30 junio 2013

Turismo de consumo

Mucho han cambiado las cosas. Cuando yo era pequeño apenas se utilizaba la palabra turismo, puesto que en el mejor de los casos se le llamaba veraneo y consistía –como su nombre indica– en el desplazamiento estival a uno de los dos destinos tradicionales: playa o montaña. Por descontado que dentro del territorio nacional, y afortunado aquel que podía permitírselo. Eso sí, estos afortunados que veraneaban solían extender las vacaciones a lo que durasen las escolares y el cabeza de familia acudía cuando le era posible –si el destino era cercano a su residencia– o seleccionaba un periodo para abandonar sus obligaciones y el resto del tiempo su esposa e hijos se las apañaban como podían. No eran muchas las personas que viajaban al extranjero y producían asombro los muy escasos arrojados que lo habían llevado a cabo, fundamentalmente porque la escasez económica era algo generalizado en el país y para ayudar, la dictadura no concedía con facilidad los permisos necesarios para salir al extranjero. Los mismos que ahora nos gobiernan y ponen el grito en el cielo si algún cubano no puede salir de su país, son los entusiastas herederos del dictador que no nos dejaba movernos.

No hace tantos años, los españoles se dividían entre los que habían ido a París y los que no. Algo más tarde, esa ciudad fue sustituida por otras más lejanas, pero el afán por viajar era ya tan fuerte que ese nuevo destino nunca produjo esa sensación de arrojo y valentía del viaje a París y ya comenzaban los más valientes y pudientes a desplazarse hasta Roma, Londres y algún otro punto situado en la Europa más cercana aunque desde luego no en lo que el pasaporte denominaba “Rusia y países satélites”, si bien en alguno de esos países se entraba sin dificultad a pesar de todo y concretamente en la RDA se abstenían de sellar el pasaporte para evitarnos problemas al volver a la -una, grande, libre- madre patria.

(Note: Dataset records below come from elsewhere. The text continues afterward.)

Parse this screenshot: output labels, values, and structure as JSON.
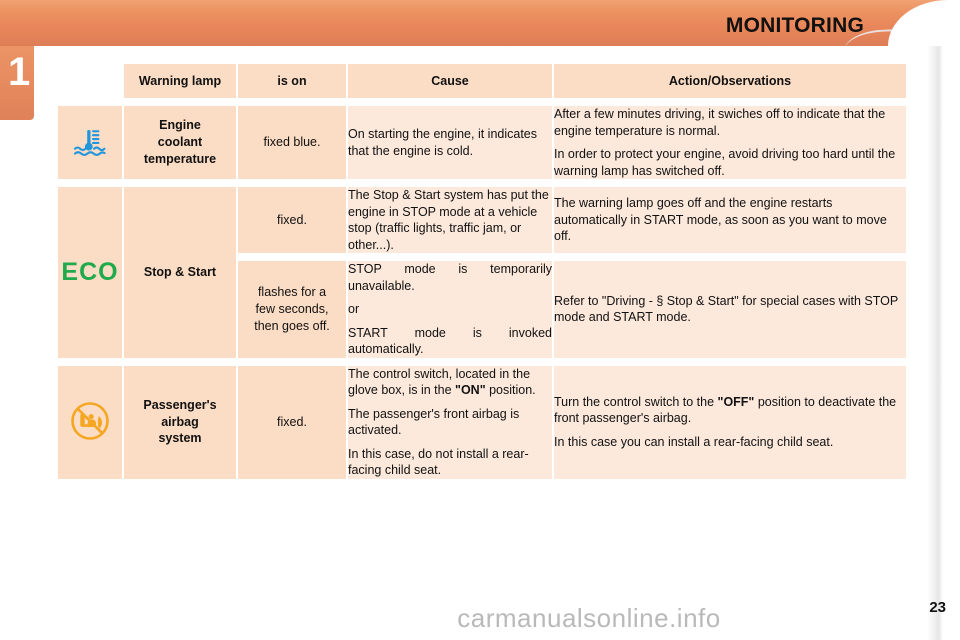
{
  "header": {
    "title": "MONITORING",
    "chapter_number": "1"
  },
  "table": {
    "columns": [
      {
        "key": "warning_lamp",
        "label": "Warning lamp"
      },
      {
        "key": "is_on",
        "label": "is on"
      },
      {
        "key": "cause",
        "label": "Cause"
      },
      {
        "key": "action",
        "label": "Action/Observations"
      }
    ],
    "rows": [
      {
        "icon": "coolant-temperature-icon",
        "icon_color": "#2196dd",
        "lamp": "Engine\ncoolant\ntemperature",
        "lamp_lines": [
          "Engine",
          "coolant",
          "temperature"
        ],
        "is_on": "fixed blue.",
        "cause_paragraphs": [
          "On starting the engine, it indicates that the engine is cold."
        ],
        "action_paragraphs": [
          "After a few minutes driving, it swiches off to indicate that the engine temperature is normal.",
          "In order to protect your engine, avoid driving too hard until the warning lamp has switched off."
        ]
      },
      {
        "icon": "eco-logo-icon",
        "icon_color": "#1faa4b",
        "icon_text": "ECO",
        "lamp_lines": [
          "Stop & Start"
        ],
        "is_on": "fixed.",
        "cause_paragraphs": [
          "The Stop & Start system has put the engine in STOP mode at a vehicle stop (traffic lights, traffic jam, or other...)."
        ],
        "action_paragraphs": [
          "The warning lamp goes off and the engine restarts automatically in START mode, as soon as you want to move off."
        ]
      },
      {
        "icon": "",
        "lamp_lines": [],
        "is_on_lines": [
          "flashes for a",
          "few seconds,",
          "then goes off."
        ],
        "cause_paragraphs": [
          "STOP mode is temporarily unavailable.",
          "or",
          "START mode is invoked automatically."
        ],
        "action_paragraphs": [
          "Refer to \"Driving - § Stop & Start\" for special cases with STOP mode and START mode."
        ]
      },
      {
        "icon": "no-rear-facing-child-seat-icon",
        "icon_color": "#f5a623",
        "lamp_lines": [
          "Passenger's",
          "airbag",
          "system"
        ],
        "is_on": "fixed.",
        "cause_html_parts": [
          {
            "text": "The control switch, located in the glove box, is in the ",
            "bold": false
          },
          {
            "text": "\"ON\"",
            "bold": true
          },
          {
            "text": " position.",
            "bold": false
          }
        ],
        "cause_paragraphs": [
          "The passenger's front airbag is activated.",
          "In this case, do not install a rear-facing child seat."
        ],
        "action_html_parts": [
          {
            "text": "Turn the control switch to the ",
            "bold": false
          },
          {
            "text": "\"OFF\"",
            "bold": true
          },
          {
            "text": " position to deactivate the front passenger's airbag.",
            "bold": false
          }
        ],
        "action_paragraphs": [
          "In this case you can install a rear-facing child seat."
        ]
      }
    ]
  },
  "footer": {
    "page_number": "23",
    "watermark": "carmanualsonline.info"
  },
  "colors": {
    "banner_orange": "#e8855a",
    "header_cell": "#fbdcc4",
    "body_cell": "#fce9dc",
    "eco_green": "#1faa4b",
    "coolant_blue": "#2196dd",
    "airbag_amber": "#f5a623"
  }
}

Como decía, mucho han cambiado las cosas y ahora son bastantes los que se avergüenzan si tienen que confesar que no han estado nunca en Cancún, Egipto o Tailandia. Conozco incluso quien se ufana de haber estado en uno de esos hoteles de hielo que existen por Laponia y que desde luego no se me ocurriría pisar, por aquello de que bastante frío pasamos en nuestros propios inviernos y no me imagino ninguno de esos hoteles con un mínimo de confortabilidad, tengo que admitir que nunca he tenido espíritu tan aventurero.

El caso es que el gusanillo viajero se apoderó de todo el mundo y no pocos llegaban a pedir un crédito bancario para pagarse esas vacaciones precisas y poder levantar la cabeza ante amigos y vecinos. Se trataba de viajar, aunque fuera a un lugar que se era incapaz de localizar en el mapa y del que la mayoría no se molestaba en documentarse lo mínimo previamente. Lo fundamental era enseñar fotos a la vuelta con las que se documentara que uno había estado en lugares exóticos.

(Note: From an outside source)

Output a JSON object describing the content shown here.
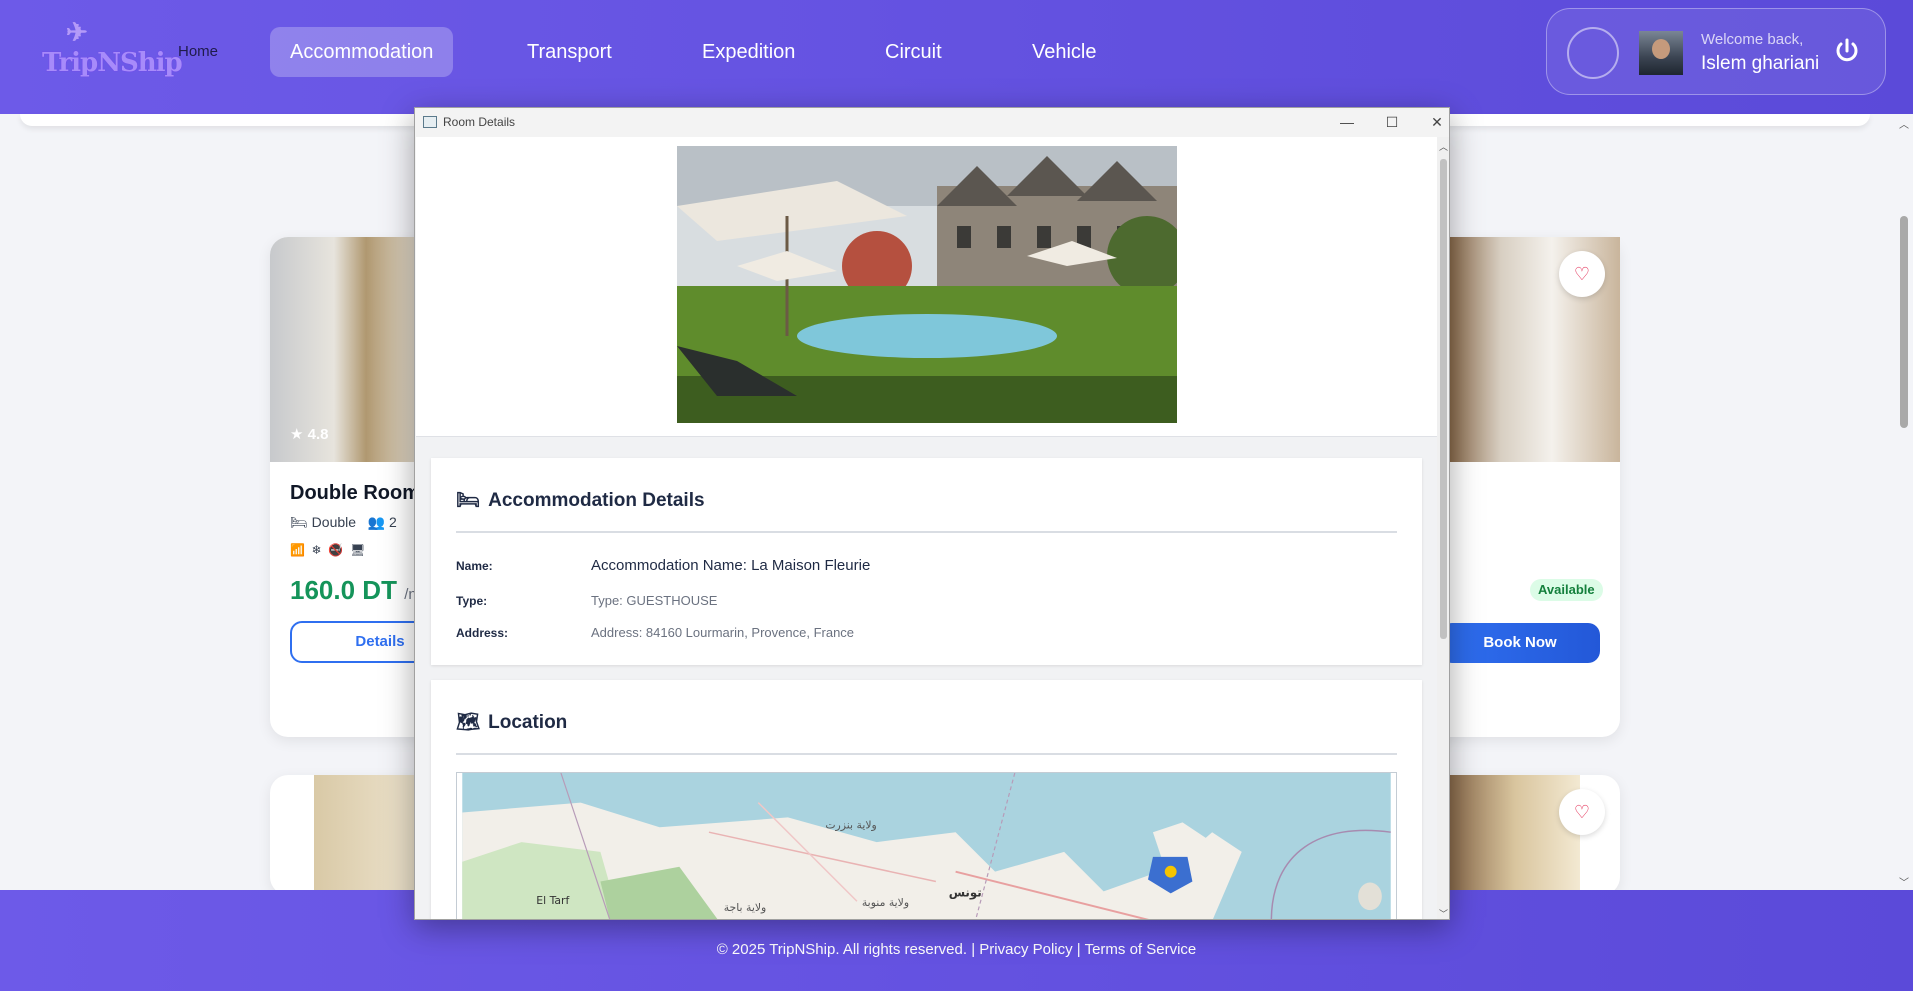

No es el placer puro de conocer lo diferente, sino que se trata de coleccionar destinos como se coleccionan sellos o cromos, sin profundizar mínimamente en el conocimiento del destino elegido, y a la vuelta tachar en el mapamundi el lugar del que se acaba de regresar, comenzando de inmediato a buscar otro para fijarlo como próxima meta.

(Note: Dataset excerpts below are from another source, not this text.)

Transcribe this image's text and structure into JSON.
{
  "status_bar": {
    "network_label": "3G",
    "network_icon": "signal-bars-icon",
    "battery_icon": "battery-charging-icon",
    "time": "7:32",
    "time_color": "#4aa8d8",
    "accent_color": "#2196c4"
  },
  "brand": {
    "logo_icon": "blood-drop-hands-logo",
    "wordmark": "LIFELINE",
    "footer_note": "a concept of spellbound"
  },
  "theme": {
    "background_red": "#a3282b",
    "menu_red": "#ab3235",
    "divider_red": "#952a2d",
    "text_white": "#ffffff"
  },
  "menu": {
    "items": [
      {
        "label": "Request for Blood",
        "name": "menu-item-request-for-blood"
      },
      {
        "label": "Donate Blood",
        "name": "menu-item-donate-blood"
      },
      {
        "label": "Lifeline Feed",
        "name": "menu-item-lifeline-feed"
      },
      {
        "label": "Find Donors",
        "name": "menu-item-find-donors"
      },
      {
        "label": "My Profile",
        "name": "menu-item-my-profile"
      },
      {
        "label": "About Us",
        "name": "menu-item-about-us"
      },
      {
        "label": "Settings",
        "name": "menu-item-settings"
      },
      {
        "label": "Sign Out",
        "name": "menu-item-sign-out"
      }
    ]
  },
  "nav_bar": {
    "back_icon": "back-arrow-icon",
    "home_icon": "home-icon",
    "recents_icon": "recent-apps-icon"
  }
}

Los últimos años hice varios viajes con amigos, algo que en principio resulta más ameno y que permite aprovechar más oportunidades con menos gasto, como puede ser alquilar un coche. Recuerdo una película de hace bastantes años, que se llamaba algo así como “Si hoy es martes, esto es Bélgica”, en la que se hacía burla de esos viajes programados y apresurados en los que el turista apenas se entera de en qué país o ciudad se encuentra. Hace un par de años con unos amigos viví una experiencia parecida en un viaje a Irlanda en el que, contra mi voluntad, había que recorrer toda la isla en autobús y no perdernos ni una sola de las ciudades o sitios de importancia, a costa de grandes madrugones y carreras. El resultado es que en mi memoria soy incapaz de identificar una u otra y el sabor que me quedó del viaje es una confusión de lugares, amenizado por largos desplazamientos en autobús en compañía de quienes desconocían el significado de las palabras cortesía o educación, por decirlo delicadamente. Nunca mais.

21 junio 2013

Obesos irredentos

No hay día en que no salga en la prensa o en la televisión alguien que dice padecer eso que llaman obesidad mórbida e incluso muchos reclaman ser intervenidos quirúrgicamente en la sanidad pública para remediar el problema. Me molesté hace tiempo en mirar en dos o tres sitios lo que eso significa y, para no andarnos con rodeos, esa obesidad obedece en un porcentaje muy elevado –casi total– al voluntario consumo excesivo de calorías y al sedentarismo, no hay que pensar que una extraña bacteria o virus nos invade y nos está transformando en gordos. Lo que nos hace aumentar de volumen, de manera supuestamente indeseada, es el consumo de alimentos ricos en calorías, tal y como la llamada fast food o junk food –comida rápida o comida basura, vamos– y la ingestión excesiva de dulces, bollos, patatas fritas, etc. Todos ellos de producción industrial, y sin que en ningún momento preocupen sus ingredientes.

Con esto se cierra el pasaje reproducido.